Slowly and carefully read the passage of Scripture.
From memory, determine the central points.
These three parables, back to back in Luke’s Gospel, have a similar theme: something lost is found.
The audience, beside the Twelve, are the scribes and Pharisees, who were not seeking the lost but rather were condemning them as sinners. Jesus continues to reach out to these religious self-righteous ones.
One lost sheep is worth the shepherd’s great effort to rescue it. The woman, living in poverty, exerts every effort to find one lost coin, which represents a day’s wages.
The emphasis is on what is lost and the work required to recover that which is lost.

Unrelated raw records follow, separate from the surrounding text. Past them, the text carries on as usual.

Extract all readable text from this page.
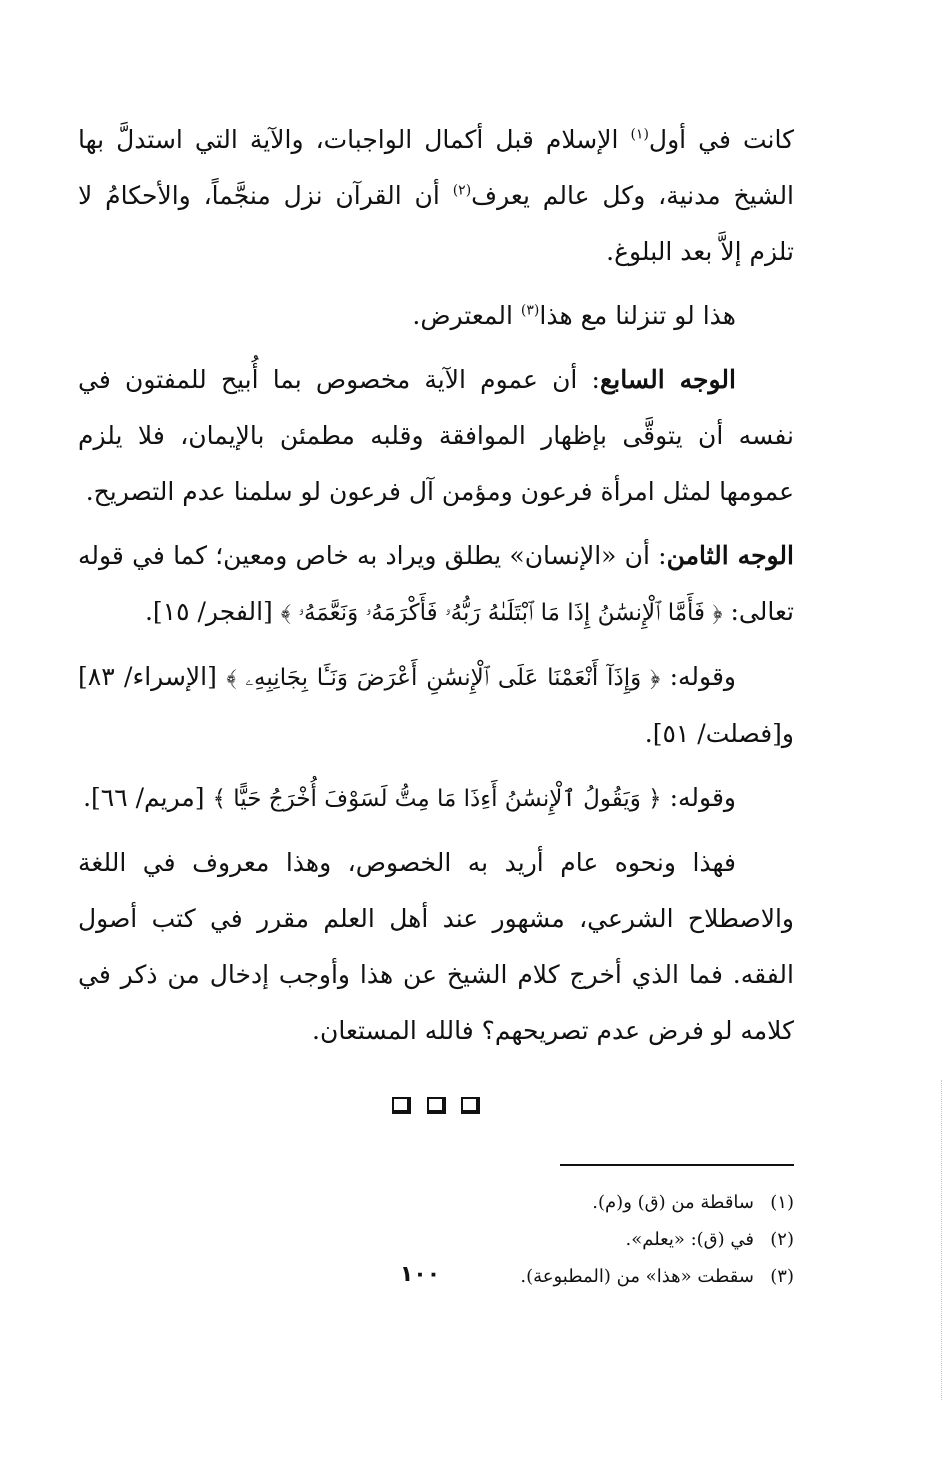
كانت في أول$^{(١)}$ الإسلام قبل أكمال الواجبات، والآية التي استدلَّ بها الشيخ مدنية، وكل عالم يعرف$^{(٢)}$ أن القرآن نزل منجَّماً، والأحكامُ لا تلزم إلاَّ بعد البلوغ.

هذا لو تنزلنا مع هذا$^{(٣)}$ المعترض.

الوجه السابع: أن عموم الآية مخصوص بما أُبيح للمفتون في نفسه أن يتوقَّى بإظهار الموافقة وقلبه مطمئن بالإيمان، فلا يلزم عمومها لمثل امرأة فرعون ومؤمن آل فرعون لو سلمنا عدم التصريح.

الوجه الثامن: أن «الإنسان» يطلق ويراد به خاص ومعين؛ كما في قوله تعالى: ﴿ فَأَمَّا ٱلْإِنسَٰنُ إِذَا مَا ٱبْتَلَىٰهُ رَبُّهُۥ فَأَكْرَمَهُۥ وَنَعَّمَهُۥ ﴾ [الفجر/ ١٥].

وقوله: ﴿ وَإِذَآ أَنْعَمْنَا عَلَى ٱلْإِنسَٰنِ أَعْرَضَ وَنَـَٔا بِجَانِبِهِۦ ﴾ [الإسراء/ ٨٣] و[فصلت/ ٥١].

وقوله: ﴿ وَيَقُولُ ٱلْإِنسَٰنُ أَءِذَا مَا مِتُّ لَسَوْفَ أُخْرَجُ حَيًّا ﴾ [مريم/ ٦٦].

فهذا ونحوه عام أريد به الخصوص، وهذا معروف في اللغة والاصطلاح الشرعي، مشهور عند أهل العلم مقرر في كتب أصول الفقه. فما الذي أخرج كلام الشيخ عن هذا وأوجب إدخال من ذكر في كلامه لو فرض عدم تصريحهم؟ فالله المستعان.

(١)ساقطة من (ق) و(م).
(٢)في (ق): «يعلم».
(٣)سقطت «هذا» من (المطبوعة).
١٠٠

Two sons, the younger of which asks his father for what would be his when the father was dead. Not having to do so, the father grants the request. The son leaves, goes into a Gentile area, lives recklessly (in the Greek ‘prodigally,’ wastes all resources, and is forced, to live, to feed pigs, which to a Jewish man would be very shameful.
The lost son comes to himself, recalling his father’s generosity, and wants to return. He is willing to be as a hired hand and not as a son as he is fully aware of his bad behavior.
The father has been keeping watch for him, sees him from afar, and rushes to welcome him. Then the father calls for a great celebration, the noise of which comes to the ears of the elder brother who yet is angered by the celebration.
The father assures the elder son of his continued love for him and calls him to rejoice in the return of his brother.